Interview on 03/31/2011 at 0930 with HCT #1 revealed she was monitoring visitation on U4 on 03/12/2011 at 1900 when RN #1 came to relieve her at 1930. Interview revealed, "they were already signed in. (HCT #2) had already signed them in when I got there". Interview further revealed, "the nurse that came to relieve me didn't ask me about (Pt #2). I just left when she got there".
HCT #2 was not available for interview.
Interview on 03/31/2011 at 1400 with HCT #3 while on tour of the U4 building revealed the HCT had been employed by Hospital A for 30 years. Interview revealed HCT #3 retired and now works part-time. Interview revealed, "I do visitation. It is not acceptable to have visitors and patients in this lobby because if they're in the lobby, they're closer to the door. We are told in orientation training not to let patients near the door. We're also trained on elopement risks like going back and forth to the door, whispering. It's just common sense". The staff member stated that patients should always be in the visitation rooms and not in the lobby when the staff member unlocks the door to ensure safety.
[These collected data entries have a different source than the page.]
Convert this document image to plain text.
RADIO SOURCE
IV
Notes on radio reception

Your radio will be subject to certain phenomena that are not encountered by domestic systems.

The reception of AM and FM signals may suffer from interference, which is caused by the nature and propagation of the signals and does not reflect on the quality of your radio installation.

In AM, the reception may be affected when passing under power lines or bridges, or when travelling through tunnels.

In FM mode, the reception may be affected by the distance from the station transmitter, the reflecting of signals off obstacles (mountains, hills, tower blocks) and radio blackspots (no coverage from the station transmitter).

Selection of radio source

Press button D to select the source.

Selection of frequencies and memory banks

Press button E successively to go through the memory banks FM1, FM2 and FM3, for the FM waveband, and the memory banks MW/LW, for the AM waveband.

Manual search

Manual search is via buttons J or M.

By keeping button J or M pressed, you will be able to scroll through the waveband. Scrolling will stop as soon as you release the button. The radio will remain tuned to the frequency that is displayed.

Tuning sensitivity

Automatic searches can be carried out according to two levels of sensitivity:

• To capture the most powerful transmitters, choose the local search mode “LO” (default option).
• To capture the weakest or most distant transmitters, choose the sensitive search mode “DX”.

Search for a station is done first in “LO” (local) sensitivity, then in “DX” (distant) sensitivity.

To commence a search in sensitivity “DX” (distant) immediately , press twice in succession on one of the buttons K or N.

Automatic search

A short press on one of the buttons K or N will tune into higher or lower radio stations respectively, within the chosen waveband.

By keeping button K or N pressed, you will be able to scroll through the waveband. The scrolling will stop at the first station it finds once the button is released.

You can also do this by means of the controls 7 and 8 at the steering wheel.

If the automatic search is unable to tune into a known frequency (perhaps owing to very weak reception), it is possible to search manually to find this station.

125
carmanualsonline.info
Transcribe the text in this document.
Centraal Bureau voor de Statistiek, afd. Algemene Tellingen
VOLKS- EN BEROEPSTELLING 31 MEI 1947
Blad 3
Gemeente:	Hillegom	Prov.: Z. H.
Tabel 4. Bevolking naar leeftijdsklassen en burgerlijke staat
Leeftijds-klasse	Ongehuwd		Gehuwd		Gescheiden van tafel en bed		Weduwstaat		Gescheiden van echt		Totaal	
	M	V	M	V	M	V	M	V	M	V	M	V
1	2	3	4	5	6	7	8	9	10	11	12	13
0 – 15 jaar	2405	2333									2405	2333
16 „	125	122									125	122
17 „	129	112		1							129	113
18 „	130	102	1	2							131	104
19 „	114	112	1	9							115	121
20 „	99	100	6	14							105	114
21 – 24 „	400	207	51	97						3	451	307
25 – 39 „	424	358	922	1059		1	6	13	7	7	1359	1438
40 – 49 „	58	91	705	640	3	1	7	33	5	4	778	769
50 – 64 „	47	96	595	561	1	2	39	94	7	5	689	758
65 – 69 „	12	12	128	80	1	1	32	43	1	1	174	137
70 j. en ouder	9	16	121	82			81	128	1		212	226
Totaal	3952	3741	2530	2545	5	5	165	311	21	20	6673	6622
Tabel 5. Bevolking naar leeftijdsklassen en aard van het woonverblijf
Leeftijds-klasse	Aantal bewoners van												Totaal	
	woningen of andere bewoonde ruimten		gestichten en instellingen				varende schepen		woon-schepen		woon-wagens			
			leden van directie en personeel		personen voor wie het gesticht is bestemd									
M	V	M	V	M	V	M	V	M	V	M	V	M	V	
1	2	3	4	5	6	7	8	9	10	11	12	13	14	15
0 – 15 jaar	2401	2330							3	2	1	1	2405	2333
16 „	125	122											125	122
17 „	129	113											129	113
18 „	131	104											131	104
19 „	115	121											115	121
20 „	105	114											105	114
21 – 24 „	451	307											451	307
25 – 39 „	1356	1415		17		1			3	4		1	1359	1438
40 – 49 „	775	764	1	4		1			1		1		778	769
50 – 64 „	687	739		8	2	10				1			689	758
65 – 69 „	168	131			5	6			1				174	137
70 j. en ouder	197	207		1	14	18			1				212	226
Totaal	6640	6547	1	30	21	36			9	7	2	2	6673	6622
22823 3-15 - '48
Interview on 03/31/2011 at 1015 with the nurse manager of U4 revealed, "(HCT #2) did not have both visitors sign in. They kept calling the male visitor (Pt #2's) brother but he was just a friend. He was later identified as the visitor named in the letter from DSS (Department of Social Services) who could visit". Interview confirmed the hospital policy for visitor sign-in was not followed. Interview further revealed, "I have talked with (RN #2) about the incident but have not done a formal write-up". Interview further revealed, " the only education we've done is to review the visitation policy".
Review of RN #2's personnel file revealed the RN was hired as an agency nurse on 12/06/2010. Further review revealed the RN attended new employee orientation and agency nurse orientation on 12/06/2010 and nursing orientation on 12/07/2010.
Consequently, Patient #2 was allowed to visit in the lobby of U4/Adolescent Unit on 03/12/2011 beginning at 1800. Interview with the registered nurse assigned to monitor the visitation revealed the door exiting the building was opened for the visitors to go outside and return three times between 1900 and 2013, with Patient #2 standing within arms reach of RN #2 when the door opened. Interview further revealed Patient #2 pushed past the nurse, ran out of the building at 2013 and was not found until 03/22/2011 (10 days later).